Without saying more, we think that the decision in Beth. Steel Co. v. Carter, 224 Md. 19, 165 A. 2d 902 (1960), is controlling here. As we see it, there is no real distinction between that case and this. In the Carter case, where the claimant had been transferred from one type of work to another (not because his silicotic condition had physically disabled him from performing the work he had previously done but as a preventive measure), the claim for permanent total disability was disallowed and compensation was awarded for partial disability, under § 24 (b) of Art. 101 relating specifically to pulmonary dust diseases such as silicosis, because it was found that the capacity of the claimant to work had been impaired to an extent not amounting to total permanent disability, and this Court affirmed that finding. In the present case, where the claimant, despite the undisputed impairment of his ability to hear, had continued to perform his work in a satisfactory manner without loss of wages, the claim for permanent partial disability was disallowed because the claimant had not shown that he was incapacitated at all by the impairment of his hearing, and we shall affirm this finding. Both cases necessarily involved an interpretation of the terms “disablement” or “disability.” In the Carter case we ruled that the claimant was not totally disabled within the meaning of § 67 (15), and in the instant case we hold that the claimant is not partially disabled at the present time within the meaning of the same section.

Having reached this decision by an interpretation of the Maryland statute, there is no reason for us to attempt to analyze or discuss the decisions of the appellate courts in other jurisdictions regardless of whether or not they have reached the conclusion we reach in this case on the question presented. Cf. Victory Sparkler Co. v. Francks, 147 Md. 368, 128 Atl. 635 (1925). If there is a need to liberalize the law or to change what we think it plainly means, that is a legislative, not a judicial, function.

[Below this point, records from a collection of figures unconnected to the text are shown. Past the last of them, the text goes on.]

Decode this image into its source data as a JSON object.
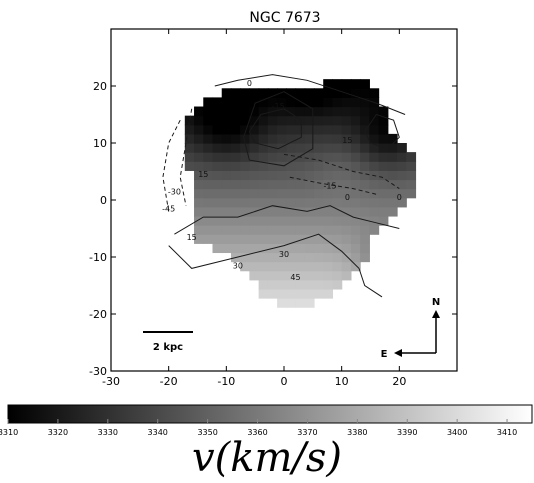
{
  "chart_data": {
    "type": "heatmap",
    "title": "NGC 7673",
    "xlim": [
      -30,
      30
    ],
    "ylim": [
      -30,
      30
    ],
    "x_ticks": [
      "-30",
      "-20",
      "-10",
      "0",
      "10",
      "20"
    ],
    "y_ticks": [
      "20",
      "10",
      "0",
      "-10",
      "-20",
      "-30"
    ],
    "grid": false,
    "scale_bar_label": "2 kpc",
    "compass": {
      "north": "N",
      "east": "E"
    },
    "contour_labels": [
      "-15",
      "-15",
      "0",
      "0",
      "15",
      "15",
      "15",
      "30",
      "30",
      "45",
      "-30",
      "-45",
      "0"
    ],
    "colorbar": {
      "range": [
        3310,
        3415
      ],
      "ticks": [
        "3310",
        "3320",
        "3330",
        "3340",
        "3350",
        "3360",
        "3370",
        "3380",
        "3390",
        "3400",
        "3410"
      ],
      "label": "v(km/s)",
      "colormap": [
        "#000000",
        "#ffffff"
      ]
    }
  }
}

For the reasons hereinbefore stated the order of court affirming the decision of the Commission will be affirmed.

Order affirmed; appellant to pay the costs.

Hammond, J., concurs in the result. 
      
      . For other cases involving accidental injury which arose after occupational diseases had been made compensable, see Beth.-Spar. Pt. Shipyard v. Glass, 188 Md. 501, 53 A. 2d 405 (1947), in which it is stated that while the right to file a claim for compensation does not depend upon whether the claimant had lost wages as a result of an accidental injury, the Commission may find impairment of earning capacity based on a loss of function which may be a deterrent to or denial of future promotion or denial of future employment. And cf. Bethlehem Steel Co. v. Wilson, 210 Md. 568, 124 A. 2d 249 (1956), concerning an allowance in the discretion of the Commission for mutilations and disfigurements arising out of an accidental injury not otherwise provided for in § 36 (3) of Art. 101.